Born in 1872, Roald Amundsen dropped out of his medical school when he was 21 years old. The reason for leaving the faculty was the desire to discover the poles. After joining the Antarctic expedition in 1897, he took part in the northwest passage between 1903-1906. It was his goal to be the first person to reach the north pole. However, in 1909, Robert Edwin Peary claimed that he had reached the arctic pole. Roald Amundsen redefined its target as a South pole. With the ship called Fram, Roald Amundsen and his team sailed. Only the captain of the ship and two sailors knew that this voyage was to the South pole. Other employees learned the purpose of the journey much later. When they reached the Whale Bay of Antarctica, there were dogs, sleds, enough close, and abundant food alongside Roald Amundsen and his team. The main reason for having dogs with them was to use to pull the sleds. Then they would consider it food. On 8 September, Roald Amundsen and eight people left the bay and started the journey that would last for a few days. However, they had to return when the air temperature was -56 degrees. Some dogs died while returning from the first attempt that failed. Roald Amundsen set out with four people for the second trial. Four sleds and 52 dogs were also with them. They climbed the Axel Heiberg glacier. During the climbing, 7 dogs died, but the team reached the Antarctic plateau. Here, 18 dogs died. Some of the dead dogs were used as food. The remaining part was stored for the return trip.

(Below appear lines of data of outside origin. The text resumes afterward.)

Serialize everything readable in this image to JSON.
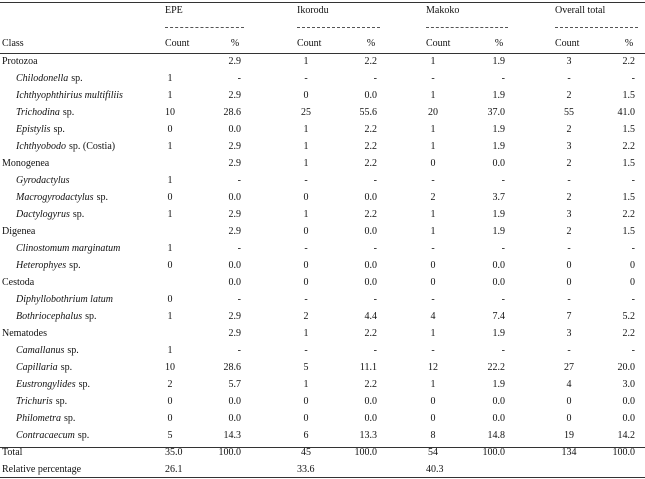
{
  "table": {
    "groups": [
      "EPE",
      "Ikorodu",
      "Makoko",
      "Overall total"
    ],
    "class_header": "Class",
    "subheaders": [
      "Count",
      "%",
      "Count",
      "%",
      "Count",
      "%",
      "Count",
      "%"
    ],
    "rows": [
      {
        "label": "Protozoa",
        "cells": [
          null,
          "2.9",
          "1",
          "2.2",
          "1",
          "1.9",
          "3",
          "2.2"
        ]
      },
      {
        "taxon": "Chilodonella",
        "note": "sp.",
        "cells": [
          "1",
          "-",
          "-",
          "-",
          "-",
          "-",
          "-",
          "-"
        ]
      },
      {
        "taxon": "Ichthyophthirius multifiliis",
        "cells": [
          "1",
          "2.9",
          "0",
          "0.0",
          "1",
          "1.9",
          "2",
          "1.5"
        ]
      },
      {
        "taxon": "Trichodina",
        "note": "sp.",
        "cells": [
          "10",
          "28.6",
          "25",
          "55.6",
          "20",
          "37.0",
          "55",
          "41.0"
        ]
      },
      {
        "taxon": "Epistylis",
        "note": "sp.",
        "cells": [
          "0",
          "0.0",
          "1",
          "2.2",
          "1",
          "1.9",
          "2",
          "1.5"
        ]
      },
      {
        "taxon": "Ichthyobodo",
        "note": "sp. (Costia)",
        "cells": [
          "1",
          "2.9",
          "1",
          "2.2",
          "1",
          "1.9",
          "3",
          "2.2"
        ]
      },
      {
        "label": "Monogenea",
        "cells": [
          null,
          "2.9",
          "1",
          "2.2",
          "0",
          "0.0",
          "2",
          "1.5"
        ]
      },
      {
        "taxon": "Gyrodactylus",
        "cells": [
          "1",
          "-",
          "-",
          "-",
          "-",
          "-",
          "-",
          "-"
        ]
      },
      {
        "taxon": "Macrogyrodactylus",
        "note": "sp.",
        "cells": [
          "0",
          "0.0",
          "0",
          "0.0",
          "2",
          "3.7",
          "2",
          "1.5"
        ]
      },
      {
        "taxon": "Dactylogyrus",
        "note": "sp.",
        "cells": [
          "1",
          "2.9",
          "1",
          "2.2",
          "1",
          "1.9",
          "3",
          "2.2"
        ]
      },
      {
        "label": "Digenea",
        "cells": [
          null,
          "2.9",
          "0",
          "0.0",
          "1",
          "1.9",
          "2",
          "1.5"
        ]
      },
      {
        "taxon": "Clinostomum marginatum",
        "cells": [
          "1",
          "-",
          "-",
          "-",
          "-",
          "-",
          "-",
          "-"
        ]
      },
      {
        "taxon": "Heterophyes",
        "note": "sp.",
        "cells": [
          "0",
          "0.0",
          "0",
          "0.0",
          "0",
          "0.0",
          "0",
          "0"
        ]
      },
      {
        "label": "Cestoda",
        "cells": [
          null,
          "0.0",
          "0",
          "0.0",
          "0",
          "0.0",
          "0",
          "0"
        ]
      },
      {
        "taxon": "Diphyllobothrium latum",
        "cells": [
          "0",
          "-",
          "-",
          "-",
          "-",
          "-",
          "-",
          "-"
        ]
      },
      {
        "taxon": "Bothriocephalus",
        "note": "sp.",
        "cells": [
          "1",
          "2.9",
          "2",
          "4.4",
          "4",
          "7.4",
          "7",
          "5.2"
        ]
      },
      {
        "label": "Nematodes",
        "cells": [
          null,
          "2.9",
          "1",
          "2.2",
          "1",
          "1.9",
          "3",
          "2.2"
        ]
      },
      {
        "taxon": "Camallanus",
        "note": "sp.",
        "cells": [
          "1",
          "-",
          "-",
          "-",
          "-",
          "-",
          "-",
          "-"
        ]
      },
      {
        "taxon": "Capillaria",
        "note": "sp.",
        "cells": [
          "10",
          "28.6",
          "5",
          "11.1",
          "12",
          "22.2",
          "27",
          "20.0"
        ]
      },
      {
        "taxon": "Eustrongylides",
        "note": "sp.",
        "cells": [
          "2",
          "5.7",
          "1",
          "2.2",
          "1",
          "1.9",
          "4",
          "3.0"
        ]
      },
      {
        "taxon": "Trichuris",
        "note": "sp.",
        "cells": [
          "0",
          "0.0",
          "0",
          "0.0",
          "0",
          "0.0",
          "0",
          "0.0"
        ]
      },
      {
        "taxon": "Philometra",
        "note": "sp.",
        "cells": [
          "0",
          "0.0",
          "0",
          "0.0",
          "0",
          "0.0",
          "0",
          "0.0"
        ]
      },
      {
        "taxon": "Contracaecum",
        "note": "sp.",
        "cells": [
          "5",
          "14.3",
          "6",
          "13.3",
          "8",
          "14.8",
          "19",
          "14.2"
        ]
      },
      {
        "label": "Total",
        "cells": [
          "35.0",
          "100.0",
          "45",
          "100.0",
          "54",
          "100.0",
          "134",
          "100.0"
        ]
      },
      {
        "label": "Relative percentage",
        "cells": [
          "26.1",
          null,
          "33.6",
          null,
          "40.3",
          null,
          null,
          null
        ]
      }
    ]
  }
}
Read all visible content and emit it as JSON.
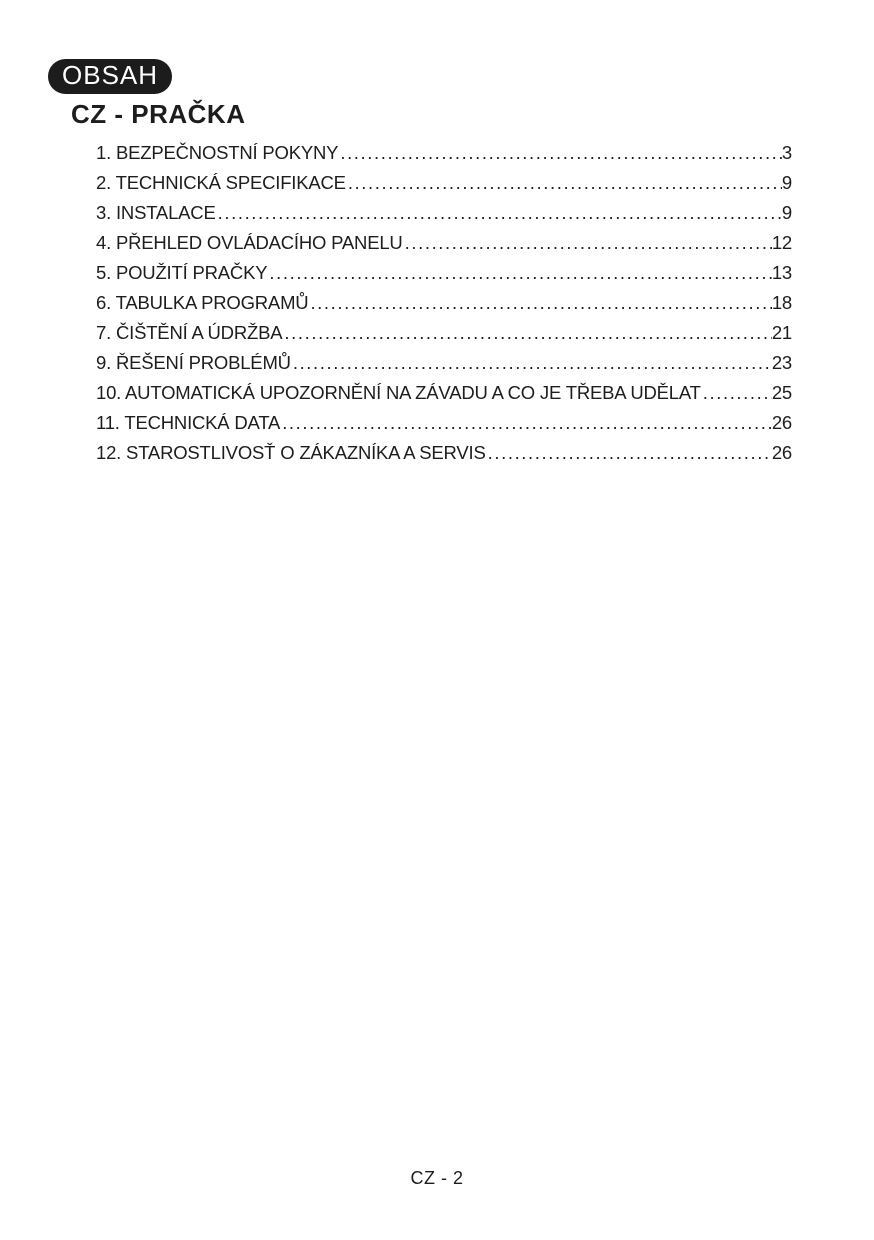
{
  "page": {
    "badge": "OBSAH",
    "title": "CZ - PRAČKA",
    "footer": "CZ - 2"
  },
  "toc": {
    "items": [
      {
        "label": "1. BEZPEČNOSTNÍ POKYNY",
        "page": "3"
      },
      {
        "label": "2. TECHNICKÁ SPECIFIKACE",
        "page": "9"
      },
      {
        "label": "3. INSTALACE",
        "page": "9"
      },
      {
        "label": "4. PŘEHLED OVLÁDACÍHO PANELU",
        "page": "12"
      },
      {
        "label": "5. POUŽITÍ PRAČKY",
        "page": "13"
      },
      {
        "label": "6. TABULKA PROGRAMŮ",
        "page": "18"
      },
      {
        "label": "7. ČIŠTĚNÍ A ÚDRŽBA",
        "page": "21"
      },
      {
        "label": "9. ŘEŠENÍ PROBLÉMŮ",
        "page": "23"
      },
      {
        "label": "10. AUTOMATICKÁ UPOZORNĚNÍ NA ZÁVADU A CO JE TŘEBA UDĚLAT",
        "page": "25"
      },
      {
        "label": "11. TECHNICKÁ DATA",
        "page": "26"
      },
      {
        "label": "12. STAROSTLIVOSŤ O ZÁKAZNÍKA A SERVIS",
        "page": "26"
      }
    ]
  },
  "colors": {
    "badge_bg": "#1c1c1c",
    "badge_text": "#ffffff",
    "text": "#1d1d1d",
    "page_bg": "#ffffff"
  }
}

Roald Amundsen and his team had reached their goals about 2 months after starting their journey. They reached the South pole on December 14, 1911, and made a discovery there for a while. The purpose of the discoveries was to make sure they achieved their goals. On the 18th of December, they went on the way back. In this discovery journey, which lasted for a total of 99 days, 3440 km of roads were traveled.
In August 1912, Roald Amundsen and his team were honored by the Norwegian king. The entire team of the South Pole Medal was presented. Later on, Roald Amundsen did not lose interest in the poles. When the year was 1918, he went on a new expedition to reach the north pole. However, it was not successful. Roald Amundsen died in 1928.